A PARTIR DU « BON ACCUEIL », L’HÉBERGEMENT D’URGENCE CONSOLIDE LE DROIT A UN TOIT.
CHRS, stabilisation, accueil hivernal, hébergement d’urgence pour demandeur d’asile. Leurs noms varient, mais leurs missions restent les mêmes : mettre à l’abri des personnes à la rue, loger en priorité des défavorisés, des mères avec leurs enfants victimes de violences conjugales, proposer à tous un accompagnement social minimum.
Durant l'hiver, l’accueil s’opère en chambre commune dans un lieu de repos dont la durée de séjour doit être la plus courte possible. Ouvert en 1997 et inauguré l’année suivante, ancien octroi dont l'appellation « République française » demeure gravée dans la pierre, cet ancien café et hôtel fermé depuis plusieurs années avant d'être acquis par la Municipalité et salué par l'abbé Pierre, « Le Bon accueil » propose aujourd’hui vingt places d’hébergement.
Pour cette fin d’année, sept sont occupées par des Axonais d’Étréaupont, Villers-Cotterêts ou de Soissons en galère suite à une séparation conjugale ou expulsés pour des dettes de loyer. Avec eux, un Burkinabé de 27 ans, hébergé depuis novembre fuyant son pays après les deux coups d'État militaires de 2022 et l’arrivée de groupes islamistes du Mali. Grâce à l’équipe d’Accueil et Promotion dirigée par Corinne Tonnoir, seize enfants ont, eux aussi, pu trouver un toit dans les différentes structures et les appartements loués.

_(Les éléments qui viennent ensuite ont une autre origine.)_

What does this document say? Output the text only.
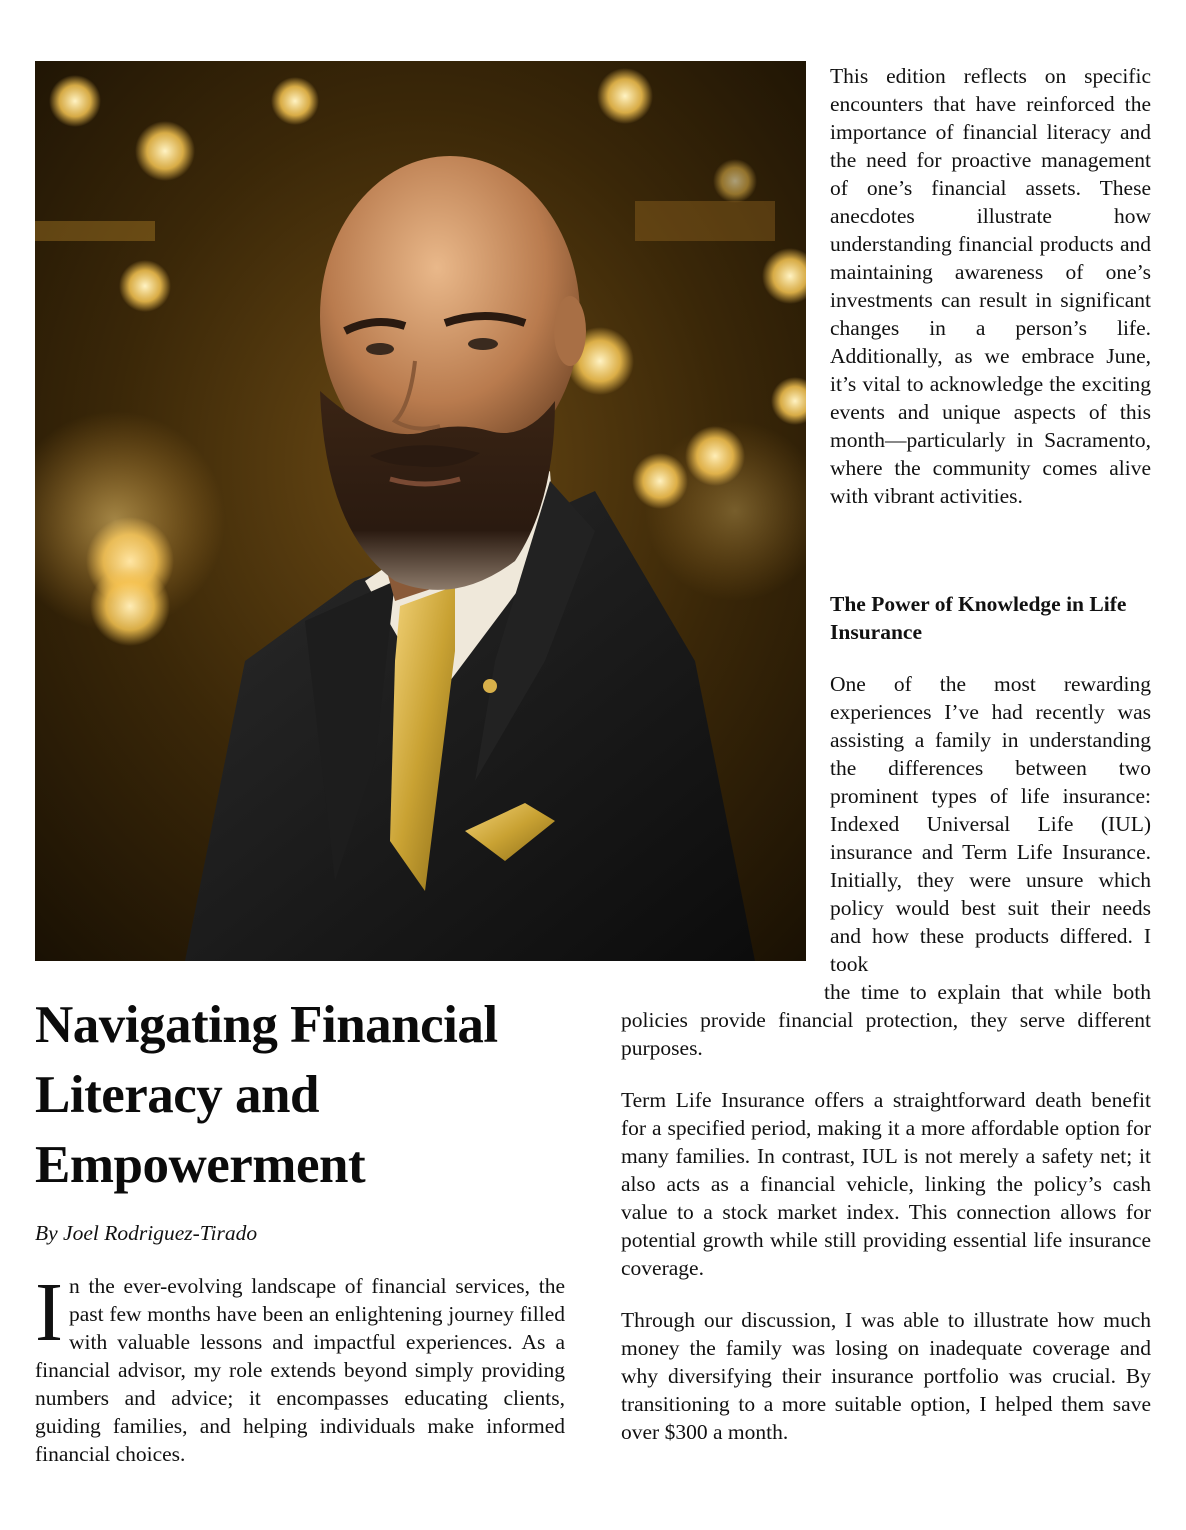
This edition reflects on specific encounters that have reinforced the importance of financial literacy and the need for proactive management of one’s financial assets. These anecdotes illustrate how understanding financial products and maintaining awareness of one’s investments can result in significant changes in a person’s life. Additionally, as we embrace June, it’s vital to acknowledge the exciting events and unique aspects of this month—particularly in Sacramento, where the community comes alive with vibrant activities.

The Power of Knowledge in Life Insurance

One of the most rewarding experiences I’ve had recently was assisting a family in understanding the differences between two prominent types of life insurance: Indexed Universal Life (IUL) insurance and Term Life Insurance. Initially, they were unsure which policy would best suit their needs and how these products differed. I took

the time to explain that while both policies provide financial protection, they serve different purposes.
Term Life Insurance offers a straightforward death benefit for a specified period, making it a more affordable option for many families. In contrast, IUL is not merely a safety net; it also acts as a financial vehicle, linking the policy’s cash value to a stock market index. This connection allows for potential growth while still providing essential life insurance coverage.
Through our discussion, I was able to illustrate how much money the family was losing on inadequate coverage and why diversifying their insurance portfolio was crucial. By transitioning to a more suitable option, I helped them save over $300 a month.
Navigating Financial Literacy and Empowerment

By Joel Rodriguez-Tirado

In the ever-evolving landscape of financial services, the past few months have been an enlightening journey filled with valuable lessons and impactful experiences. As a financial advisor, my role extends beyond simply providing numbers and advice; it encompasses educating clients, guiding families, and helping individuals make informed financial choices.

Rue Léon Blum sont accueillis quatre Afghans et deux Congolais. Rue Camille Grisot, le couple pakistanais élève trois enfants. Les deux familles congolaises comptent, à elles deux, cinq enfants et la mère géorgienne, quatre. Tous sont scolarisés et parfaitement intégrés dans leurs écoles. L’ancien « Hôtel du midi », rue d’Alsace, propose, également, un accueil d’urgence à cinq personnes dirigées par le « 115 » avec deux enfants. Sur le quartier de la Verrerie, le logement permit d’accueillir temporairement trois Hirsonnais dont l’habitation était temporairement inoccupable après un feu de cheminée.